Using LINQ, I am having trouble querying my DbContext in an efficient way.
The database contains 700,000 over entities which have a date and a name and other information.
In my code, I have a new list of objects (which can potentially have 100,000 elements) coming in and I would like to query my database and deduct which information are new entity or which information are existing entities that needs to be updated.
I would like to do it in a very efficient way (with a single query if possible).
This is my code :
public class MyDbContext : DbContext
{
public DbSet<MyEntity> MyEntities { get; set; }
}
public class MyEntity
{
[Key]
public Guid Id { get; set; }
public DateTime Date { get; set; }
public string Name { get; set; }
public double Amount { get; set; }
public string Description { get; set; }
}
public class IncomingInfo
{
public DateTime Date { get; set; }
public string Name { get; set; }
public double Amount { get; set; }
}
public class Modifier
{
public void AddOrUpdate(IList<IncomingInfo> info)
{
using (var context = new MyDbContext())
{
//Find the new information
//to add as new entities
IEnumerable<MyEntity> EntitiesToAdd = ??
//Find the information
//to update in existing entities
IEnumerable<MyEntity> EntitiesToUpdate = ??
}
}
}
Can someone help me constructing my query?
Thank you very much.
Edit :
Sorry I forgot to explain how do I consider two entities equal.
There are equal if the Date and the Name property are identical.
I first tried to build a predicate using LinqKit PredicateBuilder without much success (encountered the error of parameter too large, had to make multiple queries which took time).
So far the most successful way I found was to implement a LEFT OUTER join and join the incoming list to the DbSet
Which I implemented this way :
var values = info.GroupJoin(context.MyEntities,
inf => inf.Name + inf.Date.ToString(),
ent => ent.Name + ent.Date.ToString(),
(inf, ents) => new { Info = inf, Entities = ents })

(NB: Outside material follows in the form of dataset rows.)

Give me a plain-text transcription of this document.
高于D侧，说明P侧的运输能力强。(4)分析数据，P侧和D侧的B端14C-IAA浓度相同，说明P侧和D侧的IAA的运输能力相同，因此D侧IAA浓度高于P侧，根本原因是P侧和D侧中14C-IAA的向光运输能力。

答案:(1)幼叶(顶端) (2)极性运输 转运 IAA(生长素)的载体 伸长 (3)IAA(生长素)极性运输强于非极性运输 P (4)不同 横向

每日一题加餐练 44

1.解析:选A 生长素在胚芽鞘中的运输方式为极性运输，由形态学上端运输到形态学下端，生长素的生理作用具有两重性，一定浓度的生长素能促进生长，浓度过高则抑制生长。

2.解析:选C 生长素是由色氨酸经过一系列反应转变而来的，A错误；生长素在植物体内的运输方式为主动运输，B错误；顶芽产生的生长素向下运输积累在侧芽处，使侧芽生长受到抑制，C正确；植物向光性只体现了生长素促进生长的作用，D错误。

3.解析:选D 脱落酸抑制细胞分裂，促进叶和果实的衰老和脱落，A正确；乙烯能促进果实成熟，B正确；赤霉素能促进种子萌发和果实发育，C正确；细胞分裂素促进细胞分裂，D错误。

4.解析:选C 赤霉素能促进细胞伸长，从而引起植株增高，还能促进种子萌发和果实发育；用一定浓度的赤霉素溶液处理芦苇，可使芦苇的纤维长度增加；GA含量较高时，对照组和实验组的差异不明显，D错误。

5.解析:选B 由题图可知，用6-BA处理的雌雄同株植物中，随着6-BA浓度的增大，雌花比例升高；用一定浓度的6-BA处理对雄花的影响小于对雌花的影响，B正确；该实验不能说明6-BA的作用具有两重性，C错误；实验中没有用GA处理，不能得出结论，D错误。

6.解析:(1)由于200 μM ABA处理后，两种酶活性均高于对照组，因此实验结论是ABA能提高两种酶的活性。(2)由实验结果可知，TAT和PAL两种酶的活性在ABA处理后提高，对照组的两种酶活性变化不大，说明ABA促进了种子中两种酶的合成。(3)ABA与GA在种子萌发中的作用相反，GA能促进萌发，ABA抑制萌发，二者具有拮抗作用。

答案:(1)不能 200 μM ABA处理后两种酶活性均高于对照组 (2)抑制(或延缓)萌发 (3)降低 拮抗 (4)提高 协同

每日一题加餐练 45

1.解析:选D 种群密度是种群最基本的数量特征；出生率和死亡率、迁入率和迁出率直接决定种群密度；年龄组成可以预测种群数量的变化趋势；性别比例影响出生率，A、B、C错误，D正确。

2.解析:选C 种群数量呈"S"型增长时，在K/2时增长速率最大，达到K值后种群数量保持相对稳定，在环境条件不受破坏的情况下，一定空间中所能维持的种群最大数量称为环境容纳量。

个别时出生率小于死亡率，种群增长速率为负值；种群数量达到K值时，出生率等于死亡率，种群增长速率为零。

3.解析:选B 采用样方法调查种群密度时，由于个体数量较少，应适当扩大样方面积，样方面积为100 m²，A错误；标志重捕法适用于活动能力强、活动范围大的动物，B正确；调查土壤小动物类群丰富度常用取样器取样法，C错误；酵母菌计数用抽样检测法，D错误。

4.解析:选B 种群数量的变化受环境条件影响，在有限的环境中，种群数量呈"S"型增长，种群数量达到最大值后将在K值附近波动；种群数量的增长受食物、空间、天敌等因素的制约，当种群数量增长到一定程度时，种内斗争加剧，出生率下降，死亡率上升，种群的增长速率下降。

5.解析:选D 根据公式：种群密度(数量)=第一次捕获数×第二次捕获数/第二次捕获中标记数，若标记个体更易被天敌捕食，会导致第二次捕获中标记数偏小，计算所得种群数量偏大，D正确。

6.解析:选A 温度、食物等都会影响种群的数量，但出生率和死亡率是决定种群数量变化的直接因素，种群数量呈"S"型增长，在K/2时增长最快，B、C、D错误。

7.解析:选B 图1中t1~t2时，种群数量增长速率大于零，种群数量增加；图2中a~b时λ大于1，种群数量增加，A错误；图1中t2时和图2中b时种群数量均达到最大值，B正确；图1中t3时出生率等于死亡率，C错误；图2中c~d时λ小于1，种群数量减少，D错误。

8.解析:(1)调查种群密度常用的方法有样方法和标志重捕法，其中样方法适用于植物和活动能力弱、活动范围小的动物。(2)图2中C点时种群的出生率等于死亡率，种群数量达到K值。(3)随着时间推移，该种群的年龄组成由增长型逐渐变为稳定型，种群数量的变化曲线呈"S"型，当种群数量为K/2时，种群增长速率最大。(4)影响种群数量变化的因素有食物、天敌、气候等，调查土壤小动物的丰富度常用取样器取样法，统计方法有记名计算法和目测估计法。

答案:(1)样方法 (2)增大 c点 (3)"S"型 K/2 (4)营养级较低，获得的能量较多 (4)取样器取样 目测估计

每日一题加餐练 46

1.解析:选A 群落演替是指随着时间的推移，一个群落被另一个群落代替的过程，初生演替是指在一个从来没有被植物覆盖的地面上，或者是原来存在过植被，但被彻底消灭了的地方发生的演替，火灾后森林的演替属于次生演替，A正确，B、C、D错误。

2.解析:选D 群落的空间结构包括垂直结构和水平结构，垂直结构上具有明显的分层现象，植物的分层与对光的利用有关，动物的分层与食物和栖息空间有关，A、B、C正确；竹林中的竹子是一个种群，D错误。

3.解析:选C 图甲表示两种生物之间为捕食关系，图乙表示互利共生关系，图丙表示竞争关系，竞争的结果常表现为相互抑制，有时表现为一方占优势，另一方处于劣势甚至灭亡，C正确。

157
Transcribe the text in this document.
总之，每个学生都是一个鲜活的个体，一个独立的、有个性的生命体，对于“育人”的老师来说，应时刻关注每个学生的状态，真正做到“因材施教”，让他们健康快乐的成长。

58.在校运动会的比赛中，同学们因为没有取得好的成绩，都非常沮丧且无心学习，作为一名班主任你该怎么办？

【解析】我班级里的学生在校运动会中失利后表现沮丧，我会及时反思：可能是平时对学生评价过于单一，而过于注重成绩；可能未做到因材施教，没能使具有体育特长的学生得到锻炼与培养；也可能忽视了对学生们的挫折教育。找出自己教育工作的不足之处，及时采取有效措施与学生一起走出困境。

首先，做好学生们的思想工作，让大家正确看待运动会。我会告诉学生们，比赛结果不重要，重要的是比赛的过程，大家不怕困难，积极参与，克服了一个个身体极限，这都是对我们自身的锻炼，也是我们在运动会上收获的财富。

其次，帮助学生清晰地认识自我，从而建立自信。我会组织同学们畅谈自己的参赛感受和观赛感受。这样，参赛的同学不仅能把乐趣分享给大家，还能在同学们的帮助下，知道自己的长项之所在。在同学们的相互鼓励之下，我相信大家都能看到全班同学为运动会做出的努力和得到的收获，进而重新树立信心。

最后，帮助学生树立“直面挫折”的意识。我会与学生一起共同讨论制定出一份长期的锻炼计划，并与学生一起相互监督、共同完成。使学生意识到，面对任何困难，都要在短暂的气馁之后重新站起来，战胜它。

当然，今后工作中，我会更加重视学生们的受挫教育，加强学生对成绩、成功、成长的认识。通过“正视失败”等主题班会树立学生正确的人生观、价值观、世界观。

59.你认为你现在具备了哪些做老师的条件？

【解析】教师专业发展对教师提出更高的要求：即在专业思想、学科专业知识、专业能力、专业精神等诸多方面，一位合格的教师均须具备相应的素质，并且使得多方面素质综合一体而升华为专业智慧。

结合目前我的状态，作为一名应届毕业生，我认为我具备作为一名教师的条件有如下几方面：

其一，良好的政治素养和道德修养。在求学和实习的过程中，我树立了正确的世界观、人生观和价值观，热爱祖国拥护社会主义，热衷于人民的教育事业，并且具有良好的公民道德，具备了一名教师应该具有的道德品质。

.SelectMany(i => i.Entities.DefaultIfEmpty(),
(i, ent) => new { i.Info.Name, i.Info.Amount, i.Info.Date, ToBeAdded = ent == null ? true : false });
IEnumerable<MyEntity> EntitiesToAdd = values.Where(i => i.ToBeAdded)
.Select(i => new MyEntity
{
Id = Guid.NewGuid(),
Amount = i.Amount,
Date = i.Date,
Name = i.Name,
Description = null
}).ToList();
My test contains 700,000 entities in database. The incoming info list contains 70,000 items; where 50,000 are existing entities and 20,000 are new entities.
This query takes around 15 seconds to execute which does not seem right to me.
Hopefully this is enough to ask for help. Can someone help me one this ?
Thank you very much.
I read the pastebin response from #Leniency and it covers some of the same stuff I was going to say, like querying a date range and comparing on there. The problem with that method though is that (depending on how those dates are set) it might return all 700K+ records in the database, which would give you the absolute worst performance.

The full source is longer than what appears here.